Aunque, ese día, tenía razones para salir zumbando. Iba, pues, medio andando,
medio corriendo con sus pasitos cortos y trabajosos, pasándose de vez en cuando
el pañuelo por la cara para aliviar un poco el calor de la una de la tarde y, sobre
todo, el suyo propio. Con una sola mano se quitaba las gafas, se limpiaba con el
pañuelo y se las volvía a poner. Así que no es raro que entre la carrera y tanto ir
y venir de gafas y pañuelo se le cayese la carpeta de cartón azul que llevaba en la
mano que no estaba utilizando para secarse el sudor, ni tampoco es raro que, al
caerse, ésta se abriese, esparciéndose todo su contenido por la acera, porque la
goma, deshilachada, colgaba suelta de uno de los agujeros.
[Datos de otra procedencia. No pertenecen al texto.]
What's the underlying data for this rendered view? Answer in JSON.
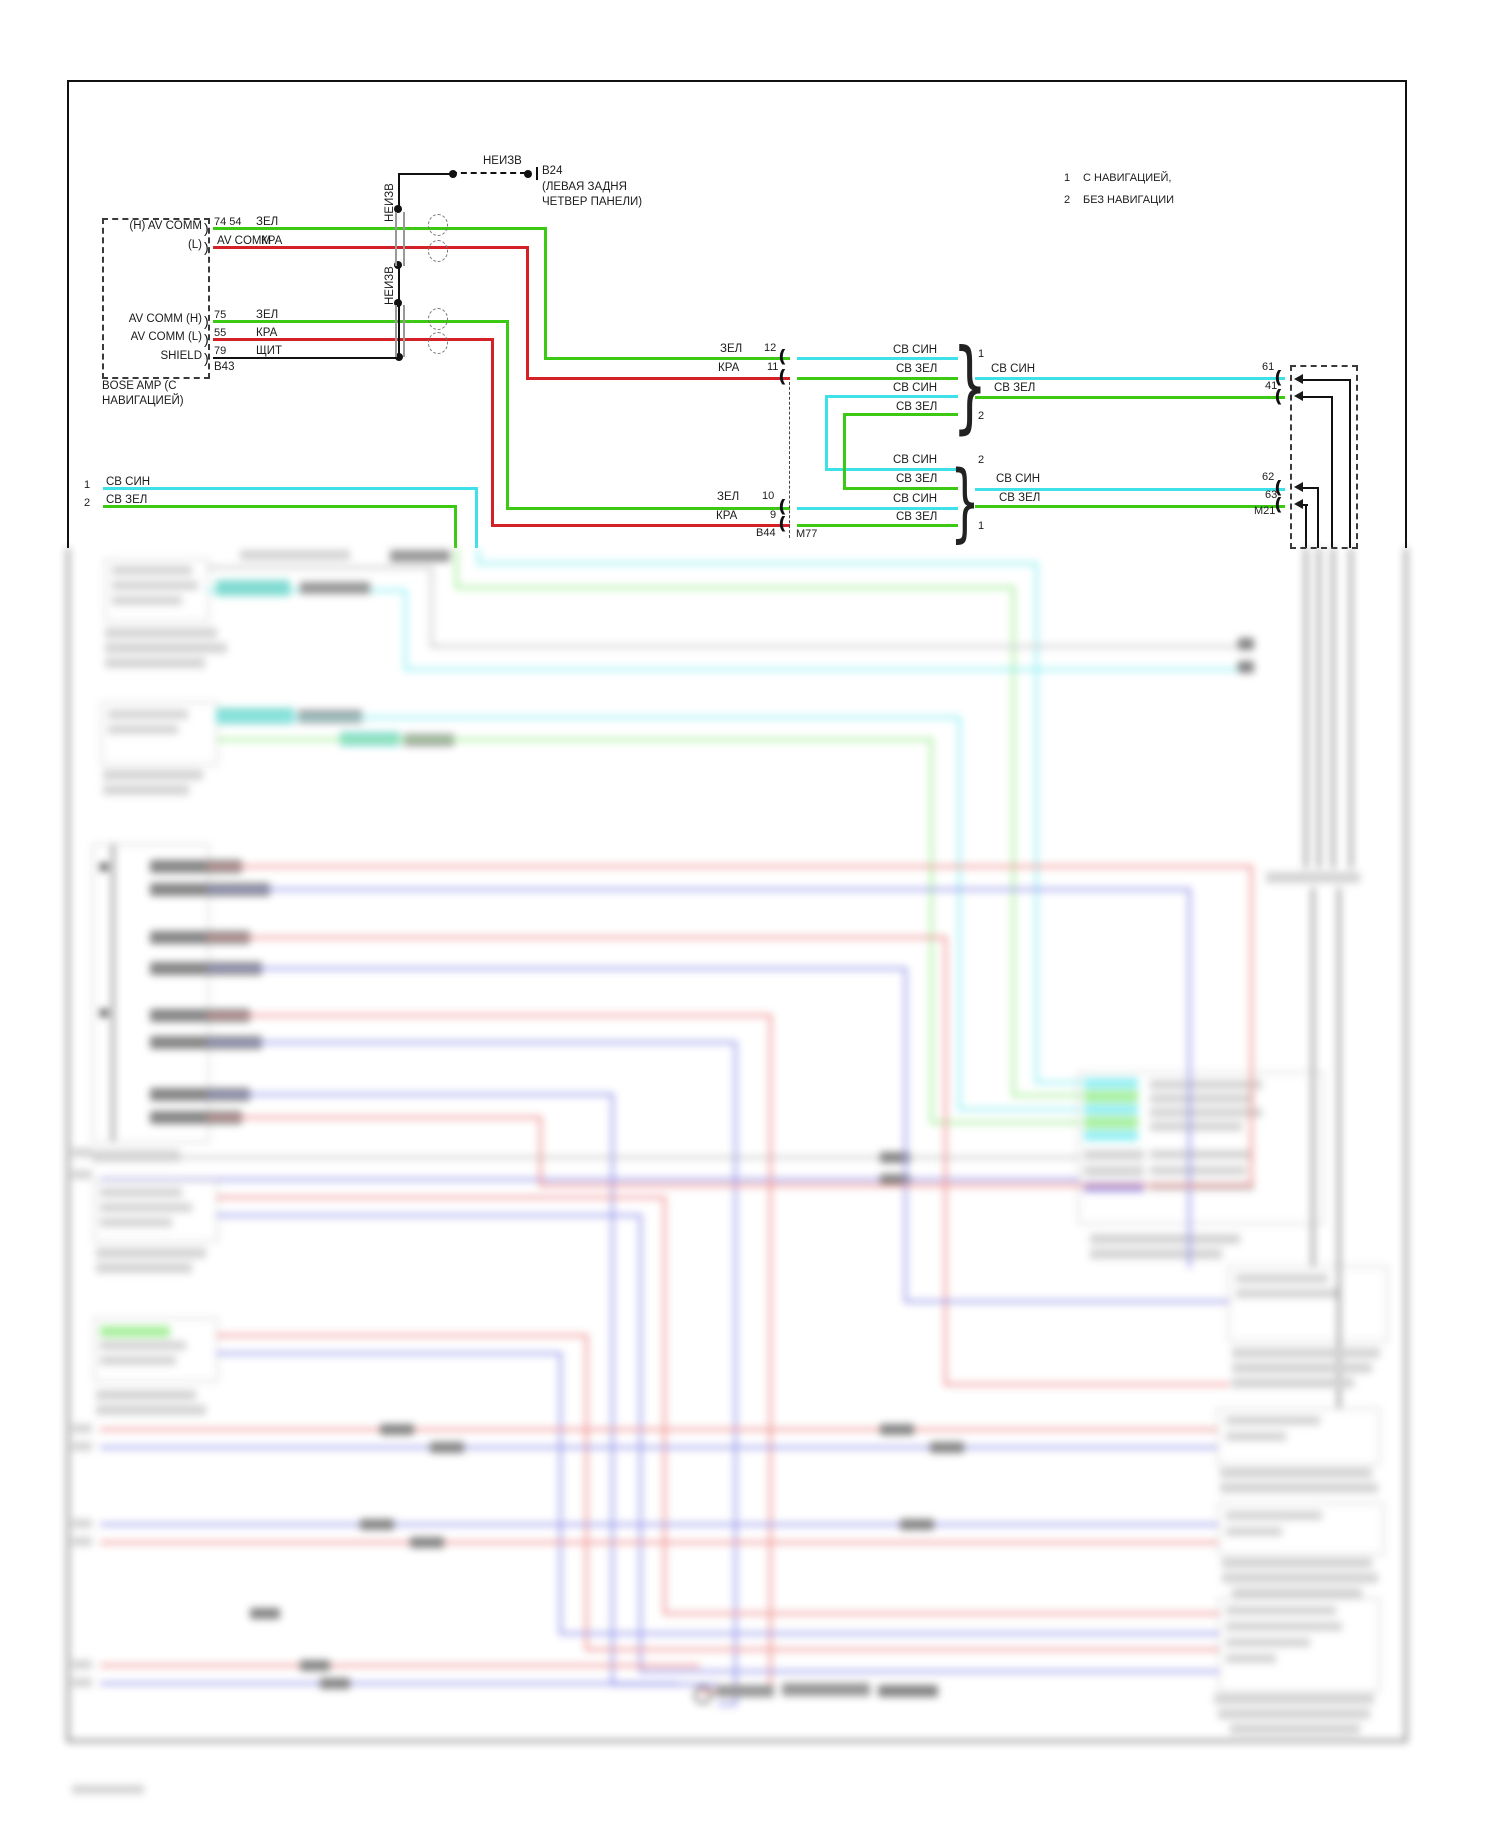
{
  "palette": {
    "wire_green": "#3cc914",
    "wire_red": "#d42128",
    "wire_cyan": "#3fe1e9",
    "wire_black": "#111111",
    "blur_gray": "#c9c9c9",
    "blur_cyan": "#8deef2",
    "blur_green": "#9fee93",
    "blur_red": "#f09090",
    "blur_blue": "#9595ea",
    "teal_highlight": "#76d8ce"
  },
  "glyphs": {
    "paren": ")",
    "arcs": "((",
    "brace": "}"
  },
  "legend": {
    "n1": "1",
    "t1": "С НАВИГАЦИЕЙ,",
    "n2": "2",
    "t2": "БЕЗ НАВИГАЦИИ"
  },
  "b24": {
    "wire_label": "НЕИЗВ",
    "twist_label1": "НЕИЗВ",
    "twist_label2": "НЕИЗВ",
    "code": "B24",
    "desc1": "(ЛЕВАЯ ЗАДНЯ",
    "desc2": "ЧЕТВЕР ПАНЕЛИ)"
  },
  "bose": {
    "caption1": "BOSE AMP (С",
    "caption2": "НАВИГАЦИЕЙ)",
    "connector_code": "B43",
    "rows": [
      {
        "label": "(H) AV COMM",
        "pin": "74 54",
        "wire": "ЗЕЛ"
      },
      {
        "label": "(L)",
        "pin": "",
        "wire": "КРА",
        "wire_prefix": "AV COMM"
      },
      {
        "label": "AV COMM (H)",
        "pin": "75",
        "wire": "ЗЕЛ"
      },
      {
        "label": "AV COMM (L)",
        "pin": "55",
        "wire": "КРА"
      },
      {
        "label": "SHIELD",
        "pin": "79",
        "wire": "ЩИТ"
      }
    ]
  },
  "left_pair": {
    "n1": "1",
    "label1": "СВ СИН",
    "n2": "2",
    "label2": "СВ ЗЕЛ"
  },
  "junction_upper": {
    "in1_wire": "ЗЕЛ",
    "in1_pin": "12",
    "in2_wire": "КРА",
    "in2_pin": "11",
    "b1": "СВ СИН",
    "b2": "СВ ЗЕЛ",
    "b3": "СВ СИН",
    "b4": "СВ ЗЕЛ",
    "tag_top": "1",
    "tag_bottom": "2",
    "out1": "СВ СИН",
    "out2": "СВ ЗЕЛ",
    "pin1": "61",
    "pin2": "41"
  },
  "junction_lower": {
    "in1_wire": "ЗЕЛ",
    "in1_pin": "10",
    "in2_wire": "КРА",
    "in2_pin": "9",
    "code_left": "B44",
    "code_right": "М77",
    "b1": "СВ СИН",
    "b2": "СВ ЗЕЛ",
    "b3": "СВ СИН",
    "b4": "СВ ЗЕЛ",
    "tag_top": "2",
    "tag_bottom": "1",
    "out1": "СВ СИН",
    "out2": "СВ ЗЕЛ",
    "pin1": "62",
    "pin2": "63",
    "dest_code": "М21"
  }
}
Muy al gusto de
Arístides. Que no obstante lo mucho que le pudiera gustar su descuajeringada
carpeta, resopló contrariado cuando se agachó para arreglar el estropicio, y
hasta se despachó con un mecachis en la mar -aunque dicho muy bajito-, que no
era la cosa para córcholis o carambas.
Entró resoplando en el bar y, sin querer hacer caso de las miradas que el
tabernero y los dos o tres clientes que se acodaban en la barra lanzaban a la
rejilla, dio las buenas tardes y pidió un café con leche, porque, por mucha prisa
que pudiera llevar, su timidez o sus buenas maneras no le permitían pasar
directamente al baño sin pedir nada. Pero, eso sí, en cuanto hubo pedido su café,
sin esperar a que el pasmado tabernero se lo sirviese dejó la carpeta sobre la
barra y se dirigió todo lo deprisa que pudo a los servicios, con la rejilla, la mano y
el papel pegados a su pecho. A medio camino se lo pensó mejor y regresó a la
barra, donde, con la mano izquierda metió en la carpeta el maltrecho papel que
aún aferraba con la derecha, ante las miradas fascinadas de la escasa
concurrencia. Hecho esto, corrió de nuevo a los servicios y, esta vez sí, entró.
De la rejilla, que el taxista aferraba aún entre las manos, colgaba ahora el
panel interior de la puerta del taxi. Además del grifo. Además de la mano
derecha azulada de Arístides. Que, haciendo equilibrios, pudo consultar su reloj
para descubrir, desolado, que eran las dos y siete minutos.